Song
- Published: 1947
- Genre: Pop, traditional pop
- Songwriters: Jimmy Kennedy and Nat Simon

= An Apple Blossom Wedding =

1947 song

"An Apple Blossom Wedding" is a 1947 song by American composer Nat Simon and Irish songwriter Jimmy Kennedy which reached number 1 on the UK's sheet music charts that year, spending seven weeks at the top of the listings. Recordings of the song by Sammy Kaye, Eddy Howard and Buddy Clark were hits on the Billboard sales charts.

== Background ==
The song's lyrics refer to the flower of an apple tree and a romance which started at a wedding during the season when it blossoms. "An Apple Blossom Wedding" was first published on March 22, 1947.

== Chart performance ==
The song entered the UK sheet music charts on October 30, 1947, and reached number 1 on December 4, its sixth week on chart. The following week, it was replaced at the top of the charts by "Now is the Hour", but the week after that, "An Apple Blossom Wedding" returned to number 1 for a six-week stay. For the final week, it was jointly listed at number 1 with "Peg o' My Heart". As such, "An Apple Blossom Wedding" was the number 1 hit for Christmas 1947. It spent a total of 18 weeks on the sheet music charts.

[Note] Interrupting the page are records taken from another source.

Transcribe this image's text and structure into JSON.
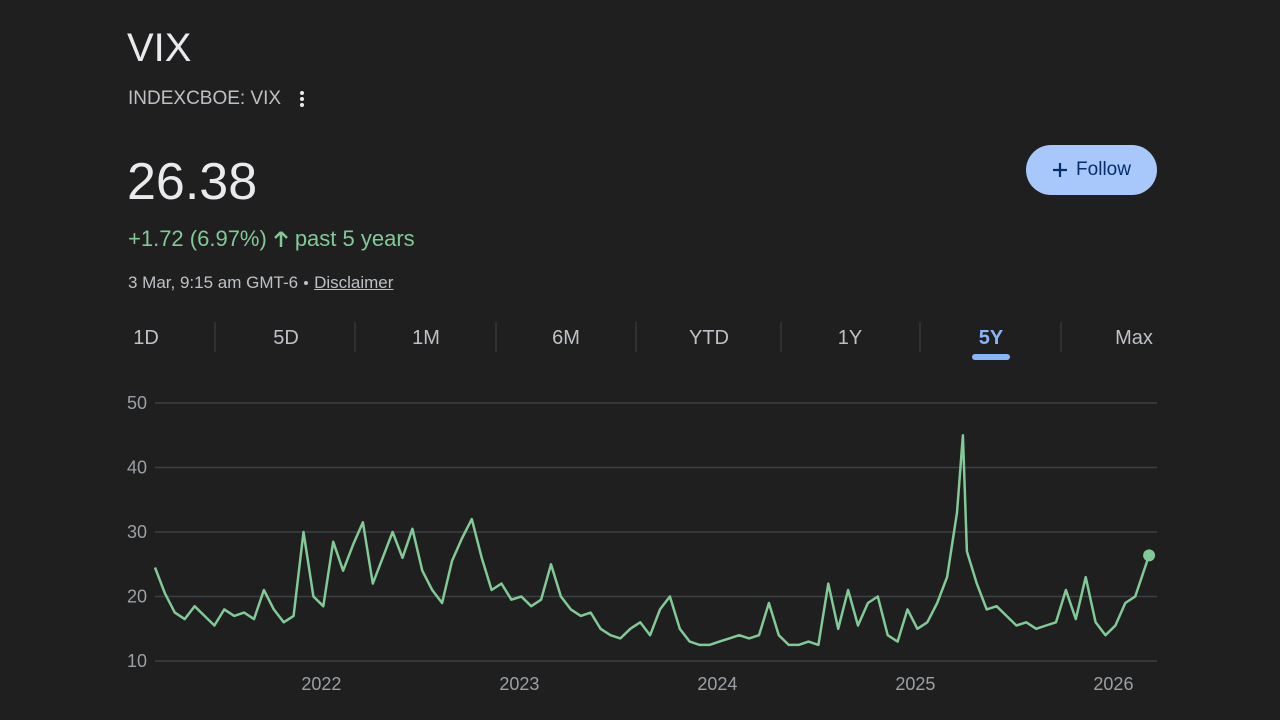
{
  "header": {
    "title": "VIX",
    "exchange": "INDEXCBOE: VIX"
  },
  "quote": {
    "price": "26.38",
    "change": "+1.72 (6.97%)",
    "period": "past 5 years",
    "timestamp": "3 Mar, 9:15 am GMT-6",
    "disclaimer": "Disclaimer"
  },
  "follow_button": "Follow",
  "ranges": {
    "items": [
      "1D",
      "5D",
      "1M",
      "6M",
      "YTD",
      "1Y",
      "5Y",
      "Max"
    ],
    "active": "5Y"
  },
  "chart_data": {
    "type": "line",
    "x": [
      2021.16,
      2021.21,
      2021.26,
      2021.31,
      2021.36,
      2021.41,
      2021.46,
      2021.51,
      2021.56,
      2021.61,
      2021.66,
      2021.71,
      2021.76,
      2021.81,
      2021.86,
      2021.91,
      2021.96,
      2022.01,
      2022.06,
      2022.11,
      2022.16,
      2022.21,
      2022.26,
      2022.31,
      2022.36,
      2022.41,
      2022.46,
      2022.51,
      2022.56,
      2022.61,
      2022.66,
      2022.71,
      2022.76,
      2022.81,
      2022.86,
      2022.91,
      2022.96,
      2023.01,
      2023.06,
      2023.11,
      2023.16,
      2023.21,
      2023.26,
      2023.31,
      2023.36,
      2023.41,
      2023.46,
      2023.51,
      2023.56,
      2023.61,
      2023.66,
      2023.71,
      2023.76,
      2023.81,
      2023.86,
      2023.91,
      2023.96,
      2024.01,
      2024.06,
      2024.11,
      2024.16,
      2024.21,
      2024.26,
      2024.31,
      2024.36,
      2024.41,
      2024.46,
      2024.51,
      2024.56,
      2024.61,
      2024.66,
      2024.71,
      2024.76,
      2024.81,
      2024.86,
      2024.91,
      2024.96,
      2025.01,
      2025.06,
      2025.11,
      2025.16,
      2025.21,
      2025.24,
      2025.26,
      2025.31,
      2025.36,
      2025.41,
      2025.46,
      2025.51,
      2025.56,
      2025.61,
      2025.66,
      2025.71,
      2025.76,
      2025.81,
      2025.86,
      2025.91,
      2025.96,
      2026.01,
      2026.06,
      2026.11,
      2026.18
    ],
    "series": [
      {
        "color": "#81c995",
        "values": [
          24.5,
          20.5,
          17.5,
          16.5,
          18.5,
          17,
          15.5,
          18,
          17,
          17.5,
          16.5,
          21,
          18,
          16,
          17,
          30,
          20,
          18.5,
          28.5,
          24,
          28,
          31.5,
          22,
          26,
          30,
          26,
          30.5,
          24,
          21,
          19,
          25.5,
          29,
          32,
          26,
          21,
          22,
          19.5,
          20,
          18.5,
          19.5,
          25,
          20,
          18,
          17,
          17.5,
          15,
          14,
          13.5,
          15,
          16,
          14,
          18,
          20,
          15,
          13,
          12.5,
          12.5,
          13,
          13.5,
          14,
          13.5,
          14,
          19,
          14,
          12.5,
          12.5,
          13,
          12.5,
          22,
          15,
          21,
          15.5,
          19,
          20,
          14,
          13,
          18,
          15,
          16,
          19,
          23,
          33,
          45,
          27,
          22,
          18,
          18.5,
          17,
          15.5,
          16,
          15,
          15.5,
          16,
          21,
          16.5,
          23,
          16,
          14,
          15.5,
          19,
          20,
          26.38
        ]
      }
    ],
    "xlim": [
      2021.16,
      2026.22
    ],
    "xticks": [
      2022,
      2023,
      2024,
      2025,
      2026
    ],
    "ylim": [
      10,
      50
    ],
    "yticks": [
      10,
      20,
      30,
      40,
      50
    ],
    "grid": true
  }
}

Two recorded versions of the song also reached the US Billboard charts that October: Sammy Kaye & his Orchestra on RCA Victor (with vocals by Don Cornell) peaked at number 5 with their rendition, whilst Eddy Howard & his Orchestra on Majestic made number 9. In November, Buddy Clark's version on Columbia (with Mitchell Ayres' Orchestra) entered the charts, and was a number 14 hit.

== Other recordings ==
Most of the versions of the song available in the UK during its popularity were by British artists. In September 1947, prior to the song entering the UK sheet music charts, the first recording of "An Apple Blossom Wedding" was released in the UK. This was by Lou Preager and his Orchestra, with Paul Rich on vocals. Another British dance band, Cyril Stapleton and his Orchestra (with Dick James on vocals) had a version issued in October. The other three contemporary versions available in the UK were all released in December 1947: recordings by Jimmy Leach and his New Organolians (with vocals by Alan Dean), Kenny Baker with Russ Morgan and his Orchestra (the only American version available in Britain) and the Skyrockets Dance Orchestra conducted by Paul Fenoulhet (vocals by Doreen Lundy).

Another contemporary recording released in America was by Ken Griffin on organ and piano. In addition, the Nat King Cole Trio performed the song on an Armed Forces Radio Service transcription radio broadcast at The Bocage in Hollywood on August 23, 1947, with Cole on vocals.